Children Have Unique Needs
For adults with limited vision who often want help to continue to read, sew, or watch TV, for instance, cost may not be a major issue, nor is the need to stay in one place to use the device. For young patients where the priority is to smooth their educational path, cost and mobility are both big factors.
“Generally, the school system is paying for the devices that the student will use at school,” Freedman explains. “If the device is expensive and delicate, or if it is too heavy or cumbersome to move from class to class, what do you do? If the equipment has to stay at school, how can the student do his homework? Our role is to find solutions so these kids can function both in the school environment and then also at home.”
With students there’s also the “fitting in” factor. “Generally, that means a solution that is portable and, if possible, lower in cost so it can either be duplicated or brought home. For instance we might recommend a little magnifier that the student can put in his backpack and carry around school and take home. It’s not glitzy, but it’s better for the kid. They want to look normal. If you give them some big thing that stands out, they often won’t use it,” she says.
The Pediatric Service will benefit greatly from the resources and expertise of the new Duke Vision Rehabilitation Program for adults, Freedman acknowledges. “I am thrilled by the program that Diane Whitaker and Jerry Mansell have established. Although the populations we serve have different needs, there will be many opportunities to collaborate to help our patients better.”

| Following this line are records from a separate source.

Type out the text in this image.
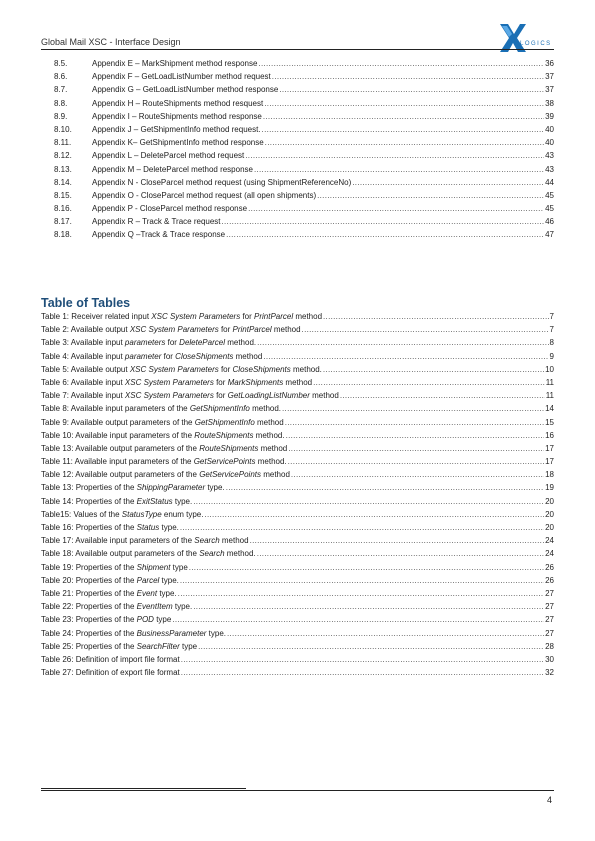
Global Mail XSC - Interface Design	LOGICS
8.5.	Appendix E – MarkShipment method response .....	36
8.6.	Appendix F – GetLoadListNumber method request .....	37
8.7.	Appendix G – GetLoadListNumber method response .....	37
8.8.	Appendix H – RouteShipments method resquest .....	38
8.9.	Appendix I – RouteShipments method response .....	39
8.10.	Appendix J – GetShipmentInfo method request. .....	40
8.11.	Appendix K– GetShipmentInfo method response .....	40
8.12.	Appendix L – DeleteParcel method request .....	43
8.13.	Appendix M – DeleteParcel method response .....	43
8.14.	Appendix N - CloseParcel method request (using ShipmentReferenceNo) .....	44
8.15.	Appendix O - CloseParcel method request (all open shipments) .....	45
8.16.	Appendix P - CloseParcel method response .....	45
8.17.	Appendix R – Track & Trace request .....	46
8.18.	Appendix Q –Track & Trace response .....	47
Table of Tables
Table 1: Receiver related input XSC System Parameters for PrintParcel method .....	7
Table 2: Available output XSC System Parameters for PrintParcel method .....	7
Table 3: Available input parameters for DeleteParcel method. .....	8
Table 4: Available input parameter for CloseShipments method .....	9
Table 5: Available output XSC System Parameters for CloseShipments method. .....	10
Table 6: Available input XSC System Parameters for MarkShipments method .....	11
Table 7: Available input XSC System Parameters for GetLoadingListNumber method .....	11
Table 8: Available input parameters of the GetShipmentInfo method. .....	14
Table 9: Available output parameters of the GetShipmentInfo method .....	15
Table 10: Available input parameters of the RouteShipments method. .....	16
Table 13: Available output parameters of the RouteShipments method .....	17
Table 11: Available input parameters of the GetServicePoints method. .....	17
Table 12: Available output parameters of the GetServicePoints method .....	18
Table 13: Properties of the ShippingParameter type. .....	19
Table 14: Properties of the ExitStatus type. .....	20
Table15: Values of the StatusType enum type. .....	20
Table 16: Properties of the Status type. .....	20
Table 17: Available input parameters of the Search method .....	24
Table 18: Available output parameters of the Search method. .....	24
Table 19: Properties of the Shipment type .....	26
Table 20: Properties of the Parcel type. .....	26
Table 21: Properties of the Event type. .....	27
Table 22: Properties of the EventItem type. .....	27
Table 23: Properties of the POD type .....	27
Table 24: Properties of the BusinessParameter type. .....	27
Table 25: Properties of the SearchFilter type .....	28
Table 26: Definition of import file format .....	30
Table 27: Definition of export file format .....	32
4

Gifts Make New Service Possible
Pediatric low vision is an important field but not a lucrative one. Such programs are lucky if they can break even financially.
The Duke Eye Center has been exceedingly fortunate, Freedman notes, to have received very generous gifts from LC Industries and from the Peter and Tracy Douglass family to purchase the low vision examination equipment and devices needed to launch the Pediatric Low Vision Program.
“These gifts were absolutely critical in getting this program started,” Freedman says. “We are very excited to be able to offer this resource, not only for our own patients but for children, families, and schools throughout the region.”